I ragazzi di Villa Gorilla, capitanati dal veterano Jens Andersson (che nel suo curriculum vanta ottimi titoli come The Darkness e The Chronicles of Riddick: Escape from Butcher Bay), hanno cercato di infondere nella loro opera prima tanta personalità, puntando forte su un comparto audiovisivo di incredibile spessore, paragonabile a titoli di successo come Ori and the Blind Forest.

Yoku’s Island Express si presenta come un’avventura bizzarra in una, altrettanto bizzarra, isola tropicale. Il nostro Yoku, protagonista del titolo, giungerà sull’Isola Mokumana con il compito di diventare il nuovo direttore delle poste. Il piccolo scarabeo, guidabile in due direzione (destra e sinistra), porterà sempre con sé una vera e propria palla, fulcro del titolo targato Villa Gorilla. Perchè in realtà, Yoku’s Island Express, altro non è che un mega flipper interamente esplorabile. Sì, avete capito benissimo: un flipper! Avete presente quei lunghi biliardini a tema che, molto spesso, avrete incontrato in qualche bar o locale? Ecco, Yoku’s Island Express non solo vi permette di sfruttare le “alette” sparse per lo scenario ma anche di esplorare liberamente anfratti e segreti dell’isola, cercando di far scaraventare la sferetta del protagonista in precise direzioni.

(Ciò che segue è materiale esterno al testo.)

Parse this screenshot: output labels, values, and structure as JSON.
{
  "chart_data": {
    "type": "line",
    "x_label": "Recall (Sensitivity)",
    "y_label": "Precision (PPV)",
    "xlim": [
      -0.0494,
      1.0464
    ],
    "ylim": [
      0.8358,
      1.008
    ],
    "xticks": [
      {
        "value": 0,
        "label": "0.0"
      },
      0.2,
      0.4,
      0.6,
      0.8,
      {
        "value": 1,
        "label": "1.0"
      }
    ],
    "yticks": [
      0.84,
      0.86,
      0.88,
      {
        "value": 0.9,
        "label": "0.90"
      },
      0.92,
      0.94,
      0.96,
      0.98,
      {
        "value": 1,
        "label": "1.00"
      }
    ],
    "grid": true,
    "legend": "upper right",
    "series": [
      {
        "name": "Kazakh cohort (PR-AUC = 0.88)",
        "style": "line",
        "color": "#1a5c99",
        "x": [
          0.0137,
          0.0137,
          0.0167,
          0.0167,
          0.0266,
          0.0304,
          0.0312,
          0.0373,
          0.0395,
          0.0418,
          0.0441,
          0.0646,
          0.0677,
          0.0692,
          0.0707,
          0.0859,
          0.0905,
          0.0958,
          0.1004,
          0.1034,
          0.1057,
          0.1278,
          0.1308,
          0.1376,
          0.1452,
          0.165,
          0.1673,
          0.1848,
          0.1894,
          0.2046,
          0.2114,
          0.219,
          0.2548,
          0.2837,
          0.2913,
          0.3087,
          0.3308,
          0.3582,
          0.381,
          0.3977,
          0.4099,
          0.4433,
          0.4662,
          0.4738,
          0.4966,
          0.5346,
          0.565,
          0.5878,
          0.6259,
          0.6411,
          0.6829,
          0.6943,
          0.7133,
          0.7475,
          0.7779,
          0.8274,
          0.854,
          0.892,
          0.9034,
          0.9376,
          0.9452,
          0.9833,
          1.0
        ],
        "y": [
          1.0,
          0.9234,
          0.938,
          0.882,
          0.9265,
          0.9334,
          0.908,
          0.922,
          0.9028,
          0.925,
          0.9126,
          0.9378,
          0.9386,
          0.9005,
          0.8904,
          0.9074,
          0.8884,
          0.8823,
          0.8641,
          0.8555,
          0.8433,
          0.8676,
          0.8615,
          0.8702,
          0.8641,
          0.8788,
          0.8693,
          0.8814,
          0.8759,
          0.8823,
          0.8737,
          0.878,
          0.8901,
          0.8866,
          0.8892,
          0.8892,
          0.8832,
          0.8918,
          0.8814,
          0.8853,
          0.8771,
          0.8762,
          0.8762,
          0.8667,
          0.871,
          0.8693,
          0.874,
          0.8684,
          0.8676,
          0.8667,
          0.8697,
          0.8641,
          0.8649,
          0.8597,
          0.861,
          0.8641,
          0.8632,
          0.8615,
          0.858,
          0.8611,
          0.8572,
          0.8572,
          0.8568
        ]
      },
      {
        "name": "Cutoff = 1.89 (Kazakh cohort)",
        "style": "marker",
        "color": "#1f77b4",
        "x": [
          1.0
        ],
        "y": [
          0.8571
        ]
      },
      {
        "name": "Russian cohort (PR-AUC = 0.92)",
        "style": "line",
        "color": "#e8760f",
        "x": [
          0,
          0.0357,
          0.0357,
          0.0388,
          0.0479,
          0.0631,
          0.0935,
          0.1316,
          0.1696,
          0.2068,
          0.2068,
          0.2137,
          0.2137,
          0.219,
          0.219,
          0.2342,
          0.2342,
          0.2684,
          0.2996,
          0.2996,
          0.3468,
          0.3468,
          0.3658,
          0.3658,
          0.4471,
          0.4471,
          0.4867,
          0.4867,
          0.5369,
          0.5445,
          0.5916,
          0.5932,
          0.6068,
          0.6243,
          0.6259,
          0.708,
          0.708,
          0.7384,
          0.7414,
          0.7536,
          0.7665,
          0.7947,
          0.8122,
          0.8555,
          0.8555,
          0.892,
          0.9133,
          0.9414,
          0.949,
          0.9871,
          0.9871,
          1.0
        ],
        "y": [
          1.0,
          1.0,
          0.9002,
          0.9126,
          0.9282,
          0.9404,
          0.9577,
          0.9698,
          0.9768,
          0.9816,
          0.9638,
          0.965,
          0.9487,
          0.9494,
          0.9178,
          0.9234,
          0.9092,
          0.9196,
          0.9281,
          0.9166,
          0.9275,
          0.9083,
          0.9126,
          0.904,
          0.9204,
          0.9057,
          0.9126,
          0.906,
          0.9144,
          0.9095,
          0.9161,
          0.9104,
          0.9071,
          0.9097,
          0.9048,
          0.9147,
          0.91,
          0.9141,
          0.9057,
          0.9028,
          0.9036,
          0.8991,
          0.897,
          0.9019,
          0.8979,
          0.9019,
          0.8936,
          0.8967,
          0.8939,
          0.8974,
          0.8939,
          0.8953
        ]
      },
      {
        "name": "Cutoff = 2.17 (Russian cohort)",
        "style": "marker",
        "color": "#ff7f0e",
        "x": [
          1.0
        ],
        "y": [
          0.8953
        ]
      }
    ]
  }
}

L’Isola Mokumana, vera “protagonista” dell’avventura, è stata caratterizzata al meglio dal team svedese, permettendo un’esplorazione su più livelli che darà modo ai giocatori completisti di scoprire segreti e completare i diversi compiti secondari che il gioco ha da offrire. In realtà Yoku’s Island Express non è un titolo particolarmente lungo: a seconda delle vostre abilità, potreste impiegare dalle 4 alle 6 ore per portare a termine la sola avventura principale, anche se – come già detto – il gioco ben si presta alla raccolta di collezionabili e alla scoperta di segreti, grazie ad un level design davvero eccellente in ogni aspetto.

Un quadro in movimento

Dopo averlo già pronostico nelle prime righe di questa recensione, non abbiamo fatto a meno di rimanere affascinati dalla bellezza artistica di Yoku’s Island Express. Il team svedese è riuscito appieno nell’intento di rendere il gioco una sorta di quadro in movimento, puntando forte su uno stile bidimensionale interamente disegnato a mano. A metà tra titoli come Ori and the Blind Forest e gli ultimi Rayman (Origins e Legends), Yoku’s Island Express è in grado di offrire panorami unici, grazie ad una lodevole varietà di ambientazioni e ad una scelta cromatica indubbiamente riuscita. I modelli “animaleschi” dei vari personaggi che popolano Isola Mokumana risultano ben caratterizzati e, nel complesso, davvero originali. Ottima anche l’effettistica e il fattore velocità che ben enfatizza le fasi puramente pinball del titolo.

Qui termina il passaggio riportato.